Ces jours-ci, une nouvelle choquante me hante, une nouvelle qui sent le sang, la haine et la vengeance. L’agence de presse Fars, affiliée aux Gardiens de la Révolution, appelle ouvertement et sans aucune honte, le 7 juillet 2025, à la répétition du massacre de 1988 ; un crime resté impuni pendant des années, comme l’a maintes fois souligné Amnesty International.
[Par Massoumeh Raouf, sur oeil-maisondesjournalistes.fr publié le 11/07/2025]

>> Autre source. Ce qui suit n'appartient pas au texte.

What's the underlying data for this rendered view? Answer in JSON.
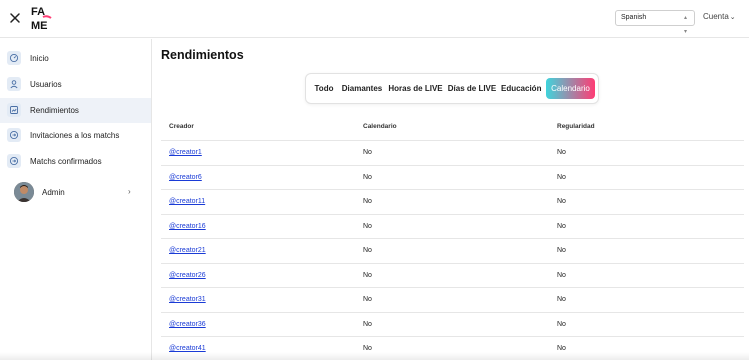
{
  "header": {
    "close_icon": "close-icon",
    "logo_icon": "fame-logo",
    "language_select": {
      "value": "Spanish"
    },
    "account_label": "Cuenta"
  },
  "sidebar": {
    "items": [
      {
        "label": "Inicio",
        "icon": "dashboard-icon"
      },
      {
        "label": "Usuarios",
        "icon": "user-icon"
      },
      {
        "label": "Rendimientos",
        "icon": "chart-icon"
      },
      {
        "label": "Invitaciones a los matchs",
        "icon": "invite-icon"
      },
      {
        "label": "Matchs confirmados",
        "icon": "confirmed-icon"
      }
    ],
    "active_index": 2,
    "admin": {
      "label": "Admin"
    }
  },
  "main": {
    "title": "Rendimientos",
    "tabs": [
      {
        "label": "Todo"
      },
      {
        "label": "Diamantes"
      },
      {
        "label": "Horas de LIVE"
      },
      {
        "label": "Días de LIVE"
      },
      {
        "label": "Educación"
      },
      {
        "label": "Calendario"
      }
    ],
    "active_tab": 5,
    "table": {
      "columns": [
        "Creador",
        "Calendario",
        "Regularidad"
      ],
      "rows": [
        {
          "creator": "@creator1",
          "calendario": "No",
          "regularidad": "No"
        },
        {
          "creator": "@creator6",
          "calendario": "No",
          "regularidad": "No"
        },
        {
          "creator": "@creator11",
          "calendario": "No",
          "regularidad": "No"
        },
        {
          "creator": "@creator16",
          "calendario": "No",
          "regularidad": "No"
        },
        {
          "creator": "@creator21",
          "calendario": "No",
          "regularidad": "No"
        },
        {
          "creator": "@creator26",
          "calendario": "No",
          "regularidad": "No"
        },
        {
          "creator": "@creator31",
          "calendario": "No",
          "regularidad": "No"
        },
        {
          "creator": "@creator36",
          "calendario": "No",
          "regularidad": "No"
        },
        {
          "creator": "@creator41",
          "calendario": "No",
          "regularidad": "No"
        }
      ]
    }
  },
  "colors": {
    "accent_start": "#3fd4dc",
    "accent_end": "#ff3c74",
    "link": "#1a3bd6",
    "active_sidebar_bg": "#eef2f8"
  }
}
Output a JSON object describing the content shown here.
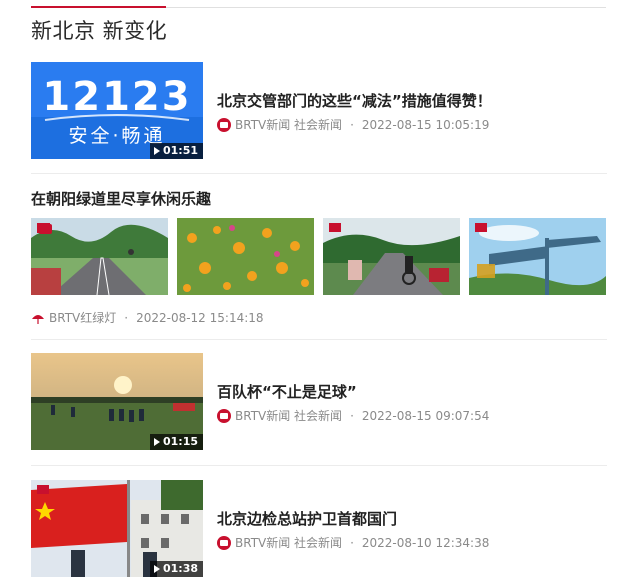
{
  "section": {
    "title": "新北京 新变化"
  },
  "items": [
    {
      "title": "北京交管部门的这些“减法”措施值得赞！",
      "source": "BRTV新闻 社会新闻",
      "date": "2022-08-15 10:05:19",
      "duration": "01:51",
      "thumb_text": "12123",
      "thumb_subtext": "安全·畅通"
    },
    {
      "title": "在朝阳绿道里尽享休闲乐趣",
      "source": "BRTV红绿灯",
      "date": "2022-08-12 15:14:18"
    },
    {
      "title": "百队杯“不止是足球”",
      "source": "BRTV新闻 社会新闻",
      "date": "2022-08-15 09:07:54",
      "duration": "01:15"
    },
    {
      "title": "北京边检总站护卫首都国门",
      "source": "BRTV新闻 社会新闻",
      "date": "2022-08-10 12:34:38",
      "duration": "01:38"
    }
  ],
  "meta_separator": "·",
  "colors": {
    "accent": "#c8102e",
    "thumb_blue": "#1d6fe0",
    "meta_gray": "#8a8a8a"
  },
  "icons": {
    "source_logo": "brtv-logo-icon",
    "play": "play-icon",
    "umbrella": "umbrella-icon"
  }
}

Une justification effrontée du régime
En tant qu’ancienne prisonnière politique, et plus douloureusement encore, ayant perdu mon cher frère Ahmad Raouf Basharidoust dans cet été sanglant de 1988 – dont j’ai raconté l’histoire dans mon livre « Un Petit Prince au pays des mollahs » – je considère ces déclarations non seulement comme provocatrices, mais aussi comme un avertissement sérieux pour l’avenir de l’Iran. Car avant 1988, alors que j’étais encore derrière les barreaux, j’ai souvent entendu mes bourreaux dire : « Si nous sommes sur le point de tomber, nous ne laisserons aucun de vous sortir vivant de prison. » Cette menace s’est concrétisée ; beaucoup de mes amis et codétenus ont été tués lors de ce même massacre, et si je ne m’étais pas évadée de prison – histoire que je relate dans mon livre « Évasion de la prison d’Iran » – j’aurais été l’une de ces victimes.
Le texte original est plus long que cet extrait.